News Corp. Did Not Do the Horrible Thing It Basically Admitted Doing

Whoops! Remember when Rupert Murdoch's News of the World was revealed to have illegally listened to the voicemails of teen murder victim Milly Dowler? And how the bastards actually erased the voicemails, leading Dowler's family to falsely believe that their little girl was still alive and checking her messages? And how Murdoch killed off NOTW in shame and a panicked attempt to avert scandal when it all came out? Well, there's a slight wrinkle.
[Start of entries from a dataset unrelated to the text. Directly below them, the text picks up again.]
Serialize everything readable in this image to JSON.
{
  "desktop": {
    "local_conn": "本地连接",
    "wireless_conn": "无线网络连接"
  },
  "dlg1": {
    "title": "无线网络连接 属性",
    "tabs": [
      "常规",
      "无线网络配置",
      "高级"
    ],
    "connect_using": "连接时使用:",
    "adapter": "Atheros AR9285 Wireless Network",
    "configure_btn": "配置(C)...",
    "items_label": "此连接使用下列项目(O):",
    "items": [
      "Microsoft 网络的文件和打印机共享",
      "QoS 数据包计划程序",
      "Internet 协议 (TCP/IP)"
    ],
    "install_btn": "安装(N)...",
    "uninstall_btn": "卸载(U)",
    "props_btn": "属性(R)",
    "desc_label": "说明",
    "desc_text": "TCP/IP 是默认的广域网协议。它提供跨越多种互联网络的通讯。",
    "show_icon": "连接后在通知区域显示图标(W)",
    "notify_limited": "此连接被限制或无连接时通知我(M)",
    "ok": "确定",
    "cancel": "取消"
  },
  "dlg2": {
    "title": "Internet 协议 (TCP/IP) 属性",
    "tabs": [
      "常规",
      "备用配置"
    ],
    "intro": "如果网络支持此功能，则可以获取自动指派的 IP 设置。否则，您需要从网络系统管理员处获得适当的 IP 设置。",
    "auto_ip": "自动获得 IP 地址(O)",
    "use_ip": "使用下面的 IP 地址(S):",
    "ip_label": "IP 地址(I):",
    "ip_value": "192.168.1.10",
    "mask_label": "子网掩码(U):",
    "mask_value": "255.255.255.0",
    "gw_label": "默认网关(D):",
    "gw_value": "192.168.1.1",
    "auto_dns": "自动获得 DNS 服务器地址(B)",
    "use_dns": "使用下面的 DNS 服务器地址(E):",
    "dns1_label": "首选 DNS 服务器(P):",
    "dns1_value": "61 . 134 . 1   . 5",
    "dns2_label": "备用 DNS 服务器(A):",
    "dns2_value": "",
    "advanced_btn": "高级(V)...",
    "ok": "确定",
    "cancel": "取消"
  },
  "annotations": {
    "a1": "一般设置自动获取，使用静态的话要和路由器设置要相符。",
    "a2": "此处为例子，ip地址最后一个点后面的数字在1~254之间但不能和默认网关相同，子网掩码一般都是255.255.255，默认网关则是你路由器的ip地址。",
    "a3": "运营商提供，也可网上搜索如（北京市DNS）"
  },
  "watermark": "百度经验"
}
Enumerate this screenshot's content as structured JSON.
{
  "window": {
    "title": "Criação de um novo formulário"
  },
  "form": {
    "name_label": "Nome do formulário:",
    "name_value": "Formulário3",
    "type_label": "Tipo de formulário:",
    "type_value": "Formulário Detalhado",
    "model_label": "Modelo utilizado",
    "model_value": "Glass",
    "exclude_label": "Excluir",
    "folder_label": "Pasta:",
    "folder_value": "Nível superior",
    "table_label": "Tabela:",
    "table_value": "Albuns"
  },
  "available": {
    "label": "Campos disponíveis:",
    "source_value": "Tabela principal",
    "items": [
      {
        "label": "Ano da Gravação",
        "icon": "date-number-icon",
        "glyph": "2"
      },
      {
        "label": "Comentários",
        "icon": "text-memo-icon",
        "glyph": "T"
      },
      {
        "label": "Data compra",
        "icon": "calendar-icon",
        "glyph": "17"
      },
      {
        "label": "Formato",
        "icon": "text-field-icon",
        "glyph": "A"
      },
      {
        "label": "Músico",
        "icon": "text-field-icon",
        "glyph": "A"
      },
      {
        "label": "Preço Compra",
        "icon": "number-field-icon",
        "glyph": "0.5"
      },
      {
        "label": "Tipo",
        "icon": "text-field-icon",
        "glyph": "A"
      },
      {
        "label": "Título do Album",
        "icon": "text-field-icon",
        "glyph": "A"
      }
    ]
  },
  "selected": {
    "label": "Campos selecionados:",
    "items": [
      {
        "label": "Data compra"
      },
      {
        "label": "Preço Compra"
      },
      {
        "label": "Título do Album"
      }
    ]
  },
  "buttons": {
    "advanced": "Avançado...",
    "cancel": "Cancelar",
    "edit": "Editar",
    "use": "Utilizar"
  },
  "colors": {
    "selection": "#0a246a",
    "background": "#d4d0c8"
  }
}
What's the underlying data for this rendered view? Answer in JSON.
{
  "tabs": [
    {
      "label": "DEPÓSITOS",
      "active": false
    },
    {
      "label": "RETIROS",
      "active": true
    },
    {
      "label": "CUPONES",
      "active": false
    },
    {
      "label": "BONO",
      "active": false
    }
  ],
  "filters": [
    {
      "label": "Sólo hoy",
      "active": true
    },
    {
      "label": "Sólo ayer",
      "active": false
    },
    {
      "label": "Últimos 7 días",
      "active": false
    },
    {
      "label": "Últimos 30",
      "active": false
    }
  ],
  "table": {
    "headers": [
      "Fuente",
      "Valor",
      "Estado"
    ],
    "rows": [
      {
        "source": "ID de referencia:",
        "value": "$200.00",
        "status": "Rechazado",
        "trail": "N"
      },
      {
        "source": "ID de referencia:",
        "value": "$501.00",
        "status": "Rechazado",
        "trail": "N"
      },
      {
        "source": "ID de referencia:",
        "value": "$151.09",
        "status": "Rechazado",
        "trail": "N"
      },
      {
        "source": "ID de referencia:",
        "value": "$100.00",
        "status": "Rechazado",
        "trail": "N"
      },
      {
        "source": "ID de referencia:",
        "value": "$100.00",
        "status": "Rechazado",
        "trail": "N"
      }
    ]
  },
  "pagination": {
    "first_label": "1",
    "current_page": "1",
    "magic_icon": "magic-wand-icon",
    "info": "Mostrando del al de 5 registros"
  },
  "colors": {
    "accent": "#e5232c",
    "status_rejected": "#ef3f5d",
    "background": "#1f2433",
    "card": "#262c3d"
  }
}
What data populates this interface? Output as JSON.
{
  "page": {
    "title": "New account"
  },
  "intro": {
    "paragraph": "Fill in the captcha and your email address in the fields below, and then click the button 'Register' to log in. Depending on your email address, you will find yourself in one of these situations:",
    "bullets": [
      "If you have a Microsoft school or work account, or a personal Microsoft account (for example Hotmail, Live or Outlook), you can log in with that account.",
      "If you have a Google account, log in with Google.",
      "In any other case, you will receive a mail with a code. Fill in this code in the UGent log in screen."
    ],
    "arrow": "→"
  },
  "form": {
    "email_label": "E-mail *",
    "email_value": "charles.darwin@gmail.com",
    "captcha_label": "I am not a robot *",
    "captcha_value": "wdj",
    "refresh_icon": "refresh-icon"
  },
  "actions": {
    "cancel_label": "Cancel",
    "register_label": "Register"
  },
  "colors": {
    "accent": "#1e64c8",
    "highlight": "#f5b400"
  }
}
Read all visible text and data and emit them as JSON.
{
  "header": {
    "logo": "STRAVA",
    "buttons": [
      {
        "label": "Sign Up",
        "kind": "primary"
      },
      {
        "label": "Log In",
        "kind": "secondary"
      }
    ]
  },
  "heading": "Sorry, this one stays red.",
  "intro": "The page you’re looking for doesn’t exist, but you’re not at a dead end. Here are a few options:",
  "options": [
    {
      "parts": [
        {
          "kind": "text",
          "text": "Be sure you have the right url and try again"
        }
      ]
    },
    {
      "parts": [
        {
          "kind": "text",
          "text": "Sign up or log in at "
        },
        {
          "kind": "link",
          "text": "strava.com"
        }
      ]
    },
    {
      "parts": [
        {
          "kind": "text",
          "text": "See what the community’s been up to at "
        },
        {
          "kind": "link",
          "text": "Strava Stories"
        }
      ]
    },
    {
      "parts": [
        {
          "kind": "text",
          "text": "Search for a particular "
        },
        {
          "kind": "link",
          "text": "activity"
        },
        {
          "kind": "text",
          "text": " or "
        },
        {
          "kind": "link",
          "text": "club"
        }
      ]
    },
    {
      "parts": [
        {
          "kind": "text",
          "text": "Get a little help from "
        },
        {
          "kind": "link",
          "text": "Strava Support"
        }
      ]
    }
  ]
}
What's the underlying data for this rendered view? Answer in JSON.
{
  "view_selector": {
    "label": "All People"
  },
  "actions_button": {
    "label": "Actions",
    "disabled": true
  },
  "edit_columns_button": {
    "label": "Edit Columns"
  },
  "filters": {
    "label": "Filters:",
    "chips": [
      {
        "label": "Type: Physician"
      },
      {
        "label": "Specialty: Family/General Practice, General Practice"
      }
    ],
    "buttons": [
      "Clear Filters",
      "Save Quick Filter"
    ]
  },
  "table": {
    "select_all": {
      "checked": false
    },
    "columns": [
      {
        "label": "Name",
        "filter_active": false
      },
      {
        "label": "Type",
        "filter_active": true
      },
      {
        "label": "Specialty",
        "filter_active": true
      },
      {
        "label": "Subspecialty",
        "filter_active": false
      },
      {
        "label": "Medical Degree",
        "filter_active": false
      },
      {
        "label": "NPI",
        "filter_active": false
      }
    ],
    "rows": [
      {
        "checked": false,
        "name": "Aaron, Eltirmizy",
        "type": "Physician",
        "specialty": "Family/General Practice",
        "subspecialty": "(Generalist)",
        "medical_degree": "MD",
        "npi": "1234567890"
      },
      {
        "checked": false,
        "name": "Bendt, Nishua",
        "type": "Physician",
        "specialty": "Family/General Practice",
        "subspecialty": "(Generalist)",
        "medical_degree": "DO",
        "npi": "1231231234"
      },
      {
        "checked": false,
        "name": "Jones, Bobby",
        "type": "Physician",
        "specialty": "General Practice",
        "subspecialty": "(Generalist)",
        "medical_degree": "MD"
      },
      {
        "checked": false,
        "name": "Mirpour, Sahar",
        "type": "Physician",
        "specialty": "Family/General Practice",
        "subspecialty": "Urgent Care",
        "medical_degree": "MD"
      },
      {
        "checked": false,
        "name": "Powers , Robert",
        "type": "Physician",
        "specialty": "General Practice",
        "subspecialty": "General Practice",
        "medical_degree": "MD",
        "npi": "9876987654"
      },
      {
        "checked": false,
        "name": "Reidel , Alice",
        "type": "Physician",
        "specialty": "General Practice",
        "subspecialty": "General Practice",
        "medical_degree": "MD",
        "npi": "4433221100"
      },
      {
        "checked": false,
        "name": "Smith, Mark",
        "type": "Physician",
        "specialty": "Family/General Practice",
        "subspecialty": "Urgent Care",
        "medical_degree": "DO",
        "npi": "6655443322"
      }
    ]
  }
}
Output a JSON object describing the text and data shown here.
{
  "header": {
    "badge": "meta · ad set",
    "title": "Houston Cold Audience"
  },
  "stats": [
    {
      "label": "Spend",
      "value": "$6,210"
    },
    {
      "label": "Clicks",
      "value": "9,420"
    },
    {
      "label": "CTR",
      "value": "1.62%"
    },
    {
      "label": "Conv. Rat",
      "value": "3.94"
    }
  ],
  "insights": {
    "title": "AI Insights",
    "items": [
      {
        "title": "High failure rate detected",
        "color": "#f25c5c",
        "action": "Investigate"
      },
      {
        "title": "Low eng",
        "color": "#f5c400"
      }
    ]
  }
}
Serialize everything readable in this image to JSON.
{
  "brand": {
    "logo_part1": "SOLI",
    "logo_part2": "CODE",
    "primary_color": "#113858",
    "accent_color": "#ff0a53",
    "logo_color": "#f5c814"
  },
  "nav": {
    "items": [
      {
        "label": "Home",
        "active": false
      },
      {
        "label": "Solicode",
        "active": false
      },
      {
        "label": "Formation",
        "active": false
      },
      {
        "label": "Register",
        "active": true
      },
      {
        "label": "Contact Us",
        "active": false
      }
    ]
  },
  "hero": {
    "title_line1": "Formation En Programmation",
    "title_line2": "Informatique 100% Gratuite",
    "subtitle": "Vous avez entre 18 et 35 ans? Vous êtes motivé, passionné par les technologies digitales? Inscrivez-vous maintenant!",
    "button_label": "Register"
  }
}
They didn't actually erase the emails. Testifying before an judicial inquiry into British tabloids yesterday, a lawyer for the Metropolitan Police claimed that—contrary to the Guardian's blockbuster story last summer, which sparked the conflagration that became Hackgate— Dowler's voicemails were likely erased automatically by her cellphone provider, as opposed to ruthless NOTW reporters. The original Guardian report, which didn't attribute the allegation to any sources but merely asserted that the voicemails were deleted by NOTW reporters, accused Murdoch's reporters of confusing investigators and "potentially destroy[ing] valuable evidence."

While the simple act of hacking alone was enough to cause outrage, it was the alleged deletion that inspired a frothy rage in Murdoch's detractors (including us). And Murdoch's drastic reaction of shutting the whole thing down was seen as a tacit admission that the worst was true.

Anyway, it's probably not true. Isn't it horrible when false newspaper stories have negative consequences, Rupert Murdoch?